How strong is your customer engagement?
By
Source: Marketing Week
Customers today are more digitally connected, socially networked, and better informed than ever before. The customer journey, or the path that each customer takes with an organisation, is an organic one. It spans across channels and touch points. It can start anywhere, at any time, and can move in any direction – even backwards and in loops.
Each customer journey is unique. Whether buying or getting help for a product, customers will vary their process each time, based on what is convenient at that moment. They expect a consistently great experience across channels in real-time – from a marketing touch to a commerce interaction, from the contact centre to a sales meeting.
Multichannel integration and single customer view have been talked about for years, so why are they not yet a reality?
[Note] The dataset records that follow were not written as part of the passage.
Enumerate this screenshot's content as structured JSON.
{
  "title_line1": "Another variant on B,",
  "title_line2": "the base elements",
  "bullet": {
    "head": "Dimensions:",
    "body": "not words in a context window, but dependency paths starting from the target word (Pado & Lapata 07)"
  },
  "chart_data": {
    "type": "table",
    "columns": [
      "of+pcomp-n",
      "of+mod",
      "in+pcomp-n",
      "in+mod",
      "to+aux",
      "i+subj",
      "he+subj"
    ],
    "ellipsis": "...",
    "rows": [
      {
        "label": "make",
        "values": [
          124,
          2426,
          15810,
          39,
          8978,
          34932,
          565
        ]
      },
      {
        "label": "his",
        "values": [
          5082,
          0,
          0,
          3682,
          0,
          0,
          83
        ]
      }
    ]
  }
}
Today’s businesses face tremendous challenges to differentiate, adapt and meet ever-changing buying behaviours of the digitally empowered customer. Engaging customers is difficult. Regardless of industry, customers are more demanding of individualised and relevant experiences than ever before. Most departments, however, have their hands full addressing their own internal challenges: marketing on Facebook, offering live-video support, adding a mobile shopping experience, etc, and have not been able to take the concerted approach required to really engage the customer.
Modern customers have little patience for traditional marketing tactics – turning away from broadcast media and tuning out online advertising – plus marketers have not been able to turn volumes of customer data into insight to individualise experiences in real-time.
According to a recent survey by The Economist Intelligence Unit (EIU), marketing executives have a detailed picture of their customers and prospects, thanks to their existing marketing channels.
While the survey found up to 73% of respondents routinely collect information about current customer behaviour, only 37% use this information for marketing purposes. Why?
Link up data
Could it be the fact that most of the data collected is sitting in disparate systems that don’t ‘talk’ to each other. Harnessing data is a challenge but it is fundamental to achieving a single customer view, which in turn is fundamental to competitive advantage. A recent Econsultancy report stated that only around a quarter of companies use a cross-channel campaign management tool. But those using such tools are more likely to hit financial targets.
“Marketers have not been able to turn volumes of customer data into insight to individualize experiences in real-time.”
Accurate data is central to creating a single customer view. This involves capturing it, maintaining it and managing it if it sits in disparate systems. This in itself is difficult, as data sets often sit in silos with different teams managing and being responsible for them.